Unfortunately there is a large amount of grass and clover seed at the present time, coming particularly from Sweden, in spite of its great testing station, and from Denmark, which is of very much lower value, both as regards freedom from adulteration and as regards germinating capacity, than the best of the seed raised in this country. It is for that purpose that I wish to ask the Minister whether he can incorporate in his Bill some sort of protection to purchasers of foreign seeds which are sold possibly as English seeds in the English market. It is those foreign seeds which are the great source of loss to the farmer, and not, as a rule, those which are raised by good seedsmen in this country.

I have to apologise for having put down Amendments to this Bill before it has passed Second Reading, and those Amendments have, unfortunately, been circulated. But there is only one important Amendment that I desire to press upon the Minister of Agriculture, and that is that the provisions of this Bill should be extended to seeds imported from abroad. I should like to ask the Minister why it is that in Clause 2 he differentiates between agricultural and timber tree seeds on the one hand and horticultural seeds on the other. It is obviously quite impossible to differentiate—I am sure nature never intended to differentiate—between the seeds of peas, beans, cabbages, turnips, and the like, as sown in gardens and on agricultural land respectively. It is impossible to do it, and I should have thought that the machinery in each case ought to have been the same. In the case of gardeners and allotment holders the official seed testing station is not to be brought into operation apparently, but it is to be left to the Minister to decide what shall be a sufficient protection to prevent fraud being perpetrated upon gardeners or allotment holders.

As regards Clause 4 subsection (5) I think some provision ought to be incorporated in this clause to prevent any un fortunate salesman of seeds having proceedings brought against him in consequence of an unfair and inaccurate allegation on the part of a purchaser. I suggest that there is no proper provision there, and a man might quite easily be haled into Court under the provisions of that subsection, although entirely innocent.
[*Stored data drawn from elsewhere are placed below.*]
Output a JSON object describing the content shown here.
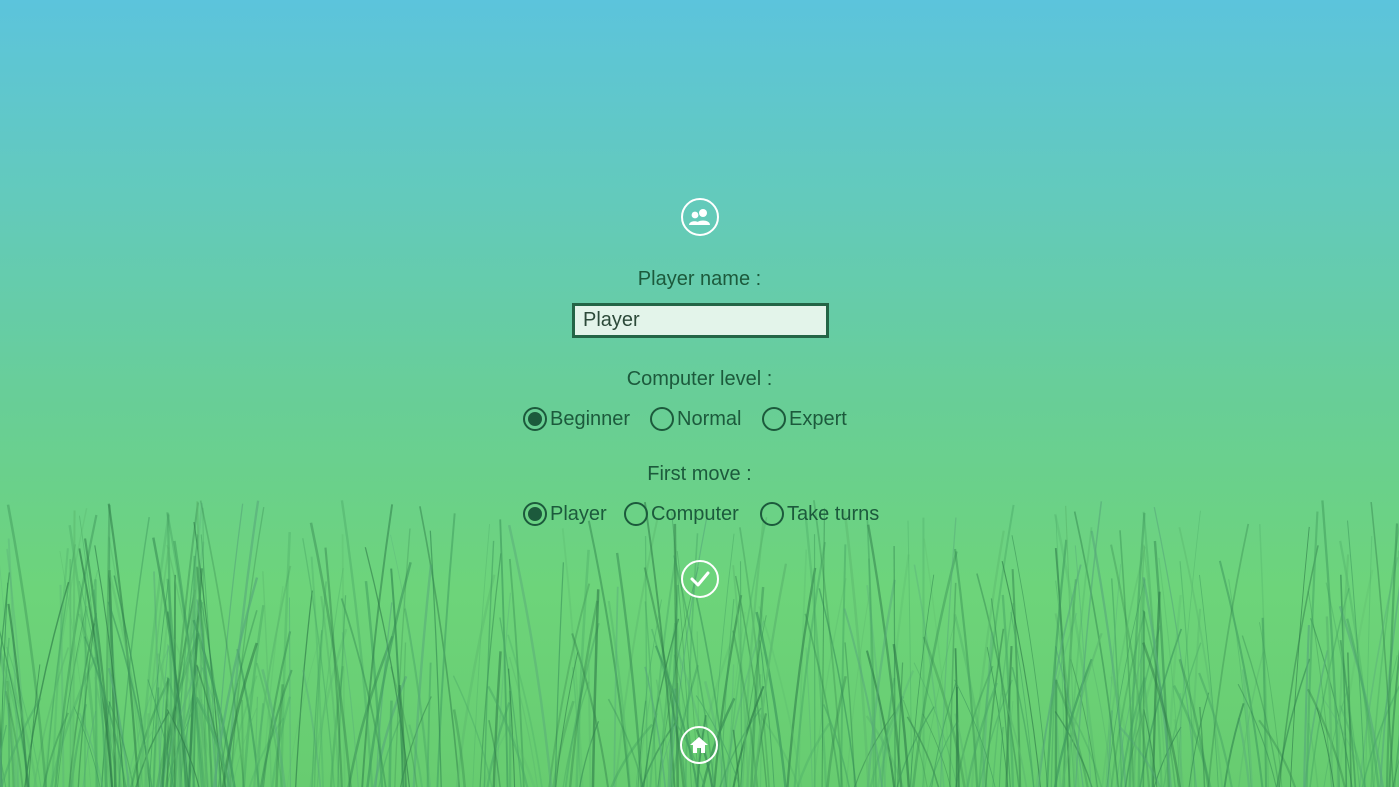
{
  "icons": {
    "players": "users-icon",
    "confirm": "checkmark-icon",
    "home": "home-icon"
  },
  "colors": {
    "sky_top": "#5cc4dc",
    "grass_bottom": "#67cc70",
    "text": "#1c5a3c",
    "input_border": "#236546",
    "input_bg": "#e3f4ea",
    "icon_stroke": "#ffffff"
  },
  "player_name": {
    "label": "Player name :",
    "value": "Player"
  },
  "computer_level": {
    "label": "Computer level :",
    "options": [
      "Beginner",
      "Normal",
      "Expert"
    ],
    "selected": "Beginner"
  },
  "first_move": {
    "label": "First move :",
    "options": [
      "Player",
      "Computer",
      "Take turns"
    ],
    "selected": "Player"
  }
}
And why is Ireland in this, as in so many other Bills, treated totally differently from the rest of the United Kingdom? Why should there be a relaxation in the case of Ireland, which would, in certain cases or circumstances, allow Irish seed—and this applies very particularly to seed potatoes—to be placed upon our market without the hallmark which the Minister of Agriculture desires to place on seeds raised in other parts of the United Kingdom?
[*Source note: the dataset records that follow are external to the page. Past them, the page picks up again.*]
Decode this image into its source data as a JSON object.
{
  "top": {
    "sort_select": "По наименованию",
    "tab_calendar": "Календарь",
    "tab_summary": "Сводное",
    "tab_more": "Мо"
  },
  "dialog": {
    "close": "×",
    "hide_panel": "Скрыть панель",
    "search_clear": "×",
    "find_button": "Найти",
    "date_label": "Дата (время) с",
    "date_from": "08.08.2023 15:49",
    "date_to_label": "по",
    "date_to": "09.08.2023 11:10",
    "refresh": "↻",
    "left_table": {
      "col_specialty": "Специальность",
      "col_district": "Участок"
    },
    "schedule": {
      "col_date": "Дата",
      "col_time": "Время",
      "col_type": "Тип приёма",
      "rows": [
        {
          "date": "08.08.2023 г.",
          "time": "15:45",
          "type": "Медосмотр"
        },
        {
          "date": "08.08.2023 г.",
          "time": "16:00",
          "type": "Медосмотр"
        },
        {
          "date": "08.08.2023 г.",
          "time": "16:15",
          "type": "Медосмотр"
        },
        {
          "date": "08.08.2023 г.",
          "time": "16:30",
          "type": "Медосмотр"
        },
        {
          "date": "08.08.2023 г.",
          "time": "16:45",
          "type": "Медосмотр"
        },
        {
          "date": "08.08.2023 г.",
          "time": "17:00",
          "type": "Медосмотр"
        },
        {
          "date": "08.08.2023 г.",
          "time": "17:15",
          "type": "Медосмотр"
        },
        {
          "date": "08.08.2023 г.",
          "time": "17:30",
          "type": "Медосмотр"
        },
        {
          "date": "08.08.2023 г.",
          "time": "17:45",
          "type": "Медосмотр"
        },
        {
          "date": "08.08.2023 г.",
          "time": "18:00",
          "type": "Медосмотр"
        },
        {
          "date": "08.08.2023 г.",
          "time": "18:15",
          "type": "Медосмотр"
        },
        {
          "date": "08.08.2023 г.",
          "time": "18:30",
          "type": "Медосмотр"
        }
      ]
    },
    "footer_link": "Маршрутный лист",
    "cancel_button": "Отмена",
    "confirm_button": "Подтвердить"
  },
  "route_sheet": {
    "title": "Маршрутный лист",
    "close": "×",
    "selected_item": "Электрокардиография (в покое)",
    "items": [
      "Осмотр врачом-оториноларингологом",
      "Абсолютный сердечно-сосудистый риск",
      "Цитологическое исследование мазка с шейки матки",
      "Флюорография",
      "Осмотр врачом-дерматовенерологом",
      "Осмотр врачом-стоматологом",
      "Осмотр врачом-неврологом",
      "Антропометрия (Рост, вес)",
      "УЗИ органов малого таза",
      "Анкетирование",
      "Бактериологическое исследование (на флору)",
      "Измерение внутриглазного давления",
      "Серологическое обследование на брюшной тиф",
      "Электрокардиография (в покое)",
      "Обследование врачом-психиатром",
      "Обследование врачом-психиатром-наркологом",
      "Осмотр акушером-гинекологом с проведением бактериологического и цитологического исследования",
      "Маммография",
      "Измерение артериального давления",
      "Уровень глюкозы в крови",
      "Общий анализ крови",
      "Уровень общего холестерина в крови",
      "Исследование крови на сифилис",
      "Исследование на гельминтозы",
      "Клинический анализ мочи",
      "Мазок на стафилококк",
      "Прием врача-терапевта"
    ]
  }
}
I dare say the noble Lord is well aware that a large quantity of seed potatoes is imported into this country from time to time which is said to be immune from the terrible wart disease. It is quite possible, as I read this Bill, for seed emanating from Ireland purporting to be of certain immune varieties, such as Majestic, or Kerr's Pink, or other varieties known to be immune from disease, proving in fact not to be immune, and involving considerable loss to the purchasers of those seed potatoes. In this matter I think that Ireland ought to be brought within the scope of the Bill, if only by way of protection to those, whether gardeners or farmers, who purchase seed raised in that country.

On Question, Bill read 2a, and committed to a Committee of the Whole House.